Craig acknowledged that the “straw that broke the camel’s back” was an allegation that Romero had inappropriate photos on his computer. But after a board investigation of the matter, Romero was cleared, Craig said.
The matter was picked up in the media in that area, getting front-page coverage in the Hidalgo County Herald during the summer of 2005.
Craig said an employee who didn’t have authority to go onto the server in which Romero was working found the photos. He said that after the results of the investigation, he didn’t see the photos as a problem.
Amid the controversy, Romero decided to resign. According to a Herald story, Romero said the prejudgment and hatefulness of residents had ruined his reputation and credibility and hurt him and his family.
“I will not stay where I am not wanted,” the Herald reported Romero as telling the board in an open meeting.

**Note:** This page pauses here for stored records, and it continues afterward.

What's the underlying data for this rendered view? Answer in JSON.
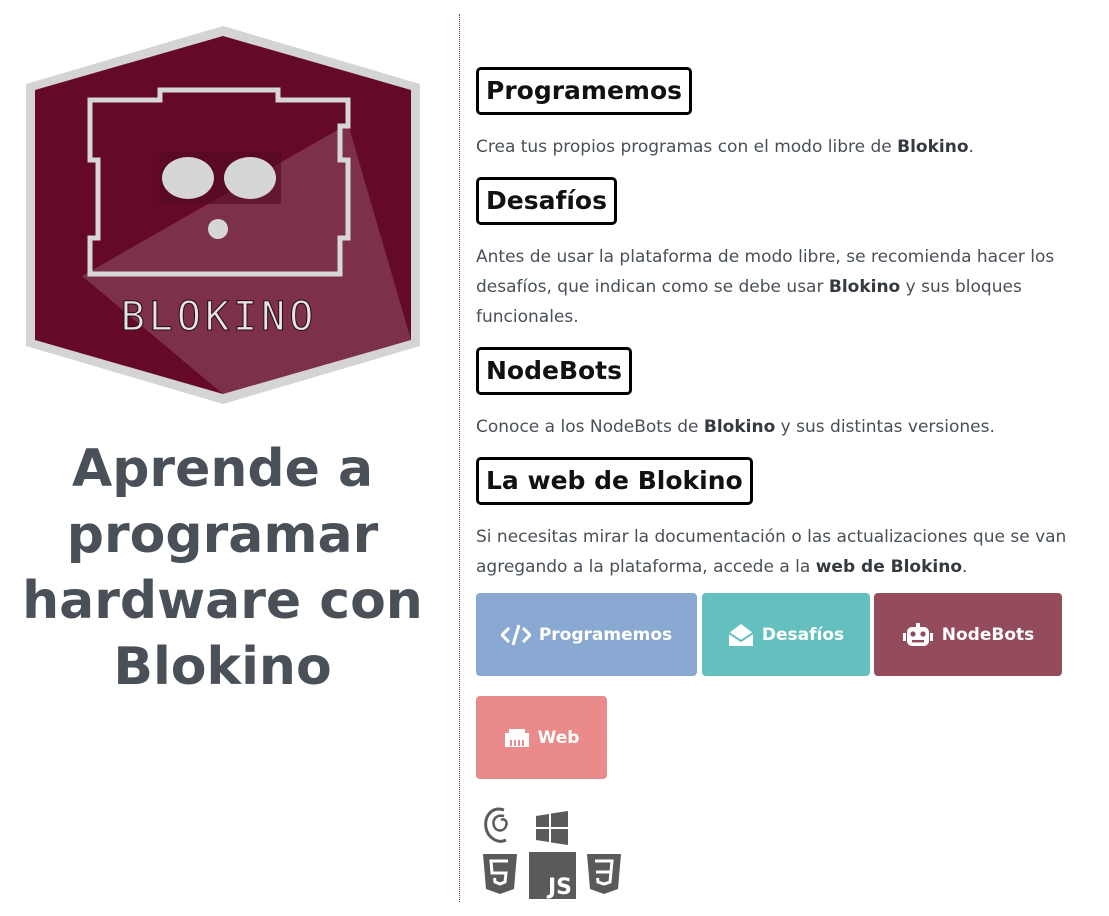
{
  "brand": {
    "logo_text": "BLOKINO",
    "tagline": "Aprende a programar hardware con Blokino"
  },
  "sections": [
    {
      "title": "Programemos",
      "text_before": "Crea tus propios programas con el modo libre de ",
      "text_bold": "Blokino",
      "text_after": "."
    },
    {
      "title": "Desafíos",
      "text_before": "Antes de usar la plataforma de modo libre, se recomienda hacer los desafíos, que indican como se debe usar ",
      "text_bold": "Blokino",
      "text_after": " y sus bloques funcionales."
    },
    {
      "title": "NodeBots",
      "text_before": "Conoce a los NodeBots de ",
      "text_bold": "Blokino",
      "text_after": " y sus distintas versiones."
    },
    {
      "title": "La web de Blokino",
      "text_before": "Si necesitas mirar la documentación o las actualizaciones que se van agregando a la plataforma, accede a la ",
      "text_bold": "web de Blokino",
      "text_after": "."
    }
  ],
  "buttons": [
    {
      "label": "Programemos",
      "icon": "code-icon",
      "color": "#8aa9d2"
    },
    {
      "label": "Desafíos",
      "icon": "envelope-open-icon",
      "color": "#63c0bf"
    },
    {
      "label": "NodeBots",
      "icon": "robot-icon",
      "color": "#944b5c"
    },
    {
      "label": "Web",
      "icon": "network-icon",
      "color": "#eb8a8a"
    }
  ],
  "tech_icons": {
    "names": [
      "debian-icon",
      "windows-icon",
      "html5-icon",
      "javascript-icon",
      "css3-icon"
    ],
    "js_label": "JS",
    "color": "#5a5a5a"
  },
  "colors": {
    "logo_border": "#d4d4d4",
    "logo_fill": "#640a27",
    "divider": "#7a3040",
    "text": "#495057"
  }
}
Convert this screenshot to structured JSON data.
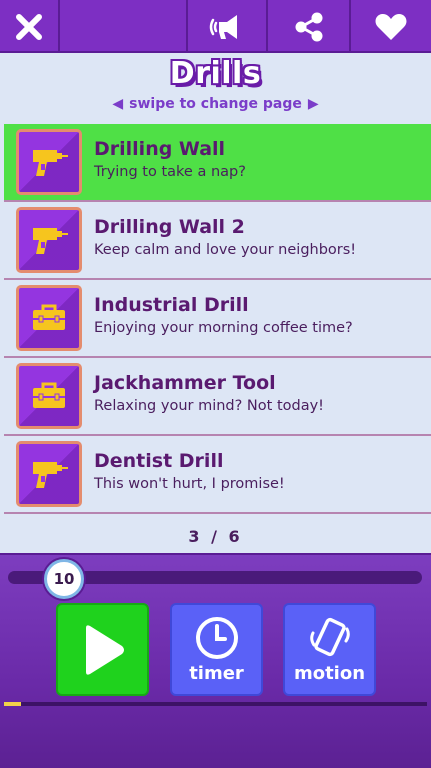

At the time, Romero said he believed that an employee from the Hatch Valley schools, his former district, had downloaded the photos without his knowledge along with some templates he needed for his computer, the Herald reported.
However, on Tuesday, he said he had come to believe that a Lordsburg employee disgruntled with personnel changes he made had placed the photos — which he and others described as women in bathing suits — onto his computer.
“People were upset at personnel decisions I was going to make to place them in different capacities for the following school year,” Romero said. “This was done by disgruntled staff as a means to discredit and defame me.”
He said the controversy was fed by the Lordsburg media.
“People need to be very careful about trying people in the court of public opinion. I have a good reputation wherever I’ve been,” he said.
Romero said he was disappointed that the controversy was even something that the Optic and others were discussing.
Each City Schools board member was assigned a finalist to investigate before the board made a hiring decision. Patrick Romero, the City Schools board president, looked into the background of Richard Romero, who is no relation.
Patrick Romero pushed for Associate Superintendent Barbara Perea Casey to become superintendent and voted against Richard Romero’s selection. But he said the Lordsburg controversy had no impact on his view of Richard Romero.
“There was nothing of any substance in the allegations. (Lordsburg) folks raised a ruckus,” he said, calling it an “inconsequential issue.”
He said he went with Casey because she was the most qualified.
Ramon “Swoops” Montao, who also voted against Richard Romero, said the controversy had nothing to do with his vote. He said he favored David Briseo, the federal programs director for the Clovis schools.
He said he heard a little about the Lordsburg matter during the closed session in which board members discussed the candidates.
“My decision (against Romero) wasn’t based on that,” he said.